President Trump signed an interim nuclear agreement with Iran on June 18, but paired it with a stark warning: comply fully or face renewed military strikes.
The memorandum of understanding gives both sides 60 days to finalize a permanent accord. Iran has agreed to begin diluting its enriched uranium stockpile, while the U.S. partially waives sanctions to allow Iranian oil back onto global markets.
On the crypto front, Treasury Secretary Scott Bessent announced on May 29 the seizure of approximately $1 billion in Iranian digital assets. The action followed sanctions on June 2 against Nobitex, Iran’s leading digital asset exchange, which reportedly handled more than half of the country’s crypto transactions last year.

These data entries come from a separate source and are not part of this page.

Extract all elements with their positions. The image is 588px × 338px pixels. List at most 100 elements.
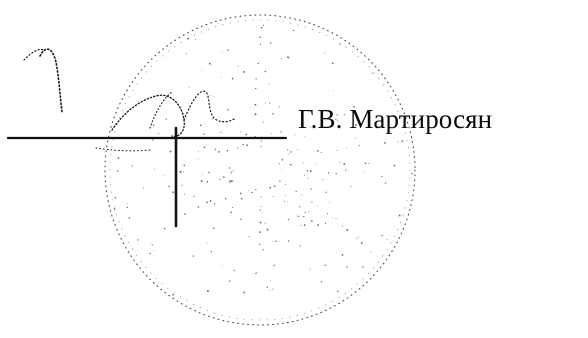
seal-speckle	[307, 177, 309, 179]
seal-speckle	[240, 198, 243, 200]
seal-speckle	[232, 207, 234, 209]
seal-speckle	[280, 132, 282, 133]
seal-speckle	[214, 148, 217, 150]
seal-speckle	[208, 171, 210, 174]
seal-speckle	[201, 70, 203, 71]
seal-speckle	[226, 149, 229, 152]
seal-speckle	[284, 184, 286, 185]
seal-speckle	[268, 83, 270, 85]
seal-speckle	[260, 205, 262, 208]
seal-speckle	[324, 222, 327, 225]
seal-speckle	[208, 62, 211, 65]
handwritten-signature-icon	[6, 48, 288, 228]
seal-speckle	[269, 42, 272, 44]
seal-speckle	[221, 265, 223, 267]
seal-speckle	[335, 218, 337, 219]
seal-speckle	[209, 94, 211, 96]
seal-speckle	[210, 251, 212, 253]
seal-speckle	[260, 140, 262, 142]
seal-speckle	[255, 273, 257, 274]
seal-speckle	[206, 242, 208, 244]
seal-speckle	[227, 109, 229, 111]
seal-speckle	[321, 113, 323, 115]
seal-speckle	[355, 124, 357, 126]
seal-speckle	[383, 141, 386, 144]
seal-speckle	[309, 268, 311, 270]
seal-speckle	[261, 211, 263, 213]
seal-speckle	[341, 225, 343, 227]
seal-speckle	[188, 87, 190, 89]
seal-speckle	[213, 96, 215, 98]
seal-speckle	[206, 201, 208, 204]
seal-speckle	[230, 211, 232, 214]
seal-speckle	[183, 164, 186, 167]
seal-speckle	[295, 190, 297, 193]
seal-speckle	[202, 174, 203, 175]
seal-speckle	[246, 144, 248, 146]
seal-speckle	[227, 49, 229, 51]
seal-speckle	[116, 170, 119, 172]
seal-speckle	[381, 235, 383, 237]
seal-speckle	[255, 87, 257, 90]
seal-speckle	[220, 131, 222, 133]
seal-speckle	[269, 102, 271, 104]
seal-speckle	[260, 26, 263, 29]
seal-speckle	[113, 208, 116, 210]
seal-speckle	[303, 215, 305, 218]
seal-speckle	[325, 191, 327, 193]
seal-speckle	[203, 146, 206, 149]
seal-speckle	[331, 62, 334, 65]
seal-speckle	[311, 201, 313, 203]
seal-speckle	[346, 266, 348, 268]
seal-speckle	[281, 158, 284, 161]
seal-speckle	[368, 163, 370, 164]
seal-speckle	[262, 24, 265, 26]
seal-speckle	[335, 118, 337, 120]
seal-speckle	[262, 249, 264, 251]
seal-speckle	[172, 293, 175, 296]
seal-speckle	[288, 57, 290, 59]
seal-speckle	[287, 149, 289, 151]
seal-speckle	[154, 168, 156, 170]
seal-speckle	[303, 174, 305, 176]
seal-speckle	[232, 170, 234, 172]
seal-speckle	[149, 252, 151, 255]
round-seal-icon	[104, 14, 416, 326]
signatory-name: Г.В. Мартиросян	[298, 104, 493, 134]
seal-speckle	[209, 200, 212, 202]
seal-speckle	[206, 290, 209, 293]
seal-speckle	[380, 126, 382, 128]
seal-speckle	[183, 193, 186, 195]
seal-speckle	[255, 78, 257, 80]
seal-speckle	[324, 52, 326, 54]
seal-speckle	[259, 209, 261, 211]
seal-speckle	[397, 141, 399, 143]
seal-speckle	[230, 171, 232, 173]
seal-speckle	[356, 238, 358, 240]
seal-speckle	[242, 143, 244, 146]
seal-speckle	[279, 180, 281, 182]
seal-speckle	[398, 214, 401, 217]
seal-speckle	[222, 176, 225, 178]
seal-speckle	[316, 205, 318, 207]
seal-speckle	[275, 240, 277, 243]
seal-speckle	[254, 113, 257, 116]
seal-speckle	[231, 77, 234, 80]
seal-speckle	[260, 146, 262, 148]
seal-speckle	[381, 175, 383, 178]
seal-speckle	[224, 198, 227, 200]
seal-speckle	[269, 279, 271, 281]
seal-speckle	[229, 280, 231, 282]
seal-speckle	[287, 219, 290, 221]
seal-speckle	[204, 123, 206, 125]
seal-speckle	[254, 135, 256, 138]
seal-speckle	[297, 215, 299, 218]
seal-speckle	[126, 203, 128, 205]
seal-speckle	[117, 157, 120, 159]
seal-speckle	[269, 186, 271, 189]
seal-speckle	[214, 203, 216, 205]
seal-speckle	[353, 106, 355, 108]
seal-speckle	[254, 103, 257, 106]
seal-speckle	[320, 281, 323, 283]
seal-speckle	[114, 197, 117, 199]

The current crisis traces back to February 28, when the U.S. launched airstrikes against Iran. A ceasefire on April 7 opened the door to negotiations that led to the June 18 memorandum. Trump has been explicit that this is not a final deal, and he remains ready to resume military operations if Tehran does not uphold its commitments.
The $1 billion crypto seizure is the largest public enforcement action against a sovereign nation’s digital holdings. The designation of Nobitex signals that centralized exchanges operating in sanctioned jurisdictions are not beyond U.S. reach.
For investors, the 60-day timeline creates a clear window of geopolitical risk. Iranian compliance could reduce market volatility and normalize energy flows; defiance would likely trigger shocks across traditional and crypto markets.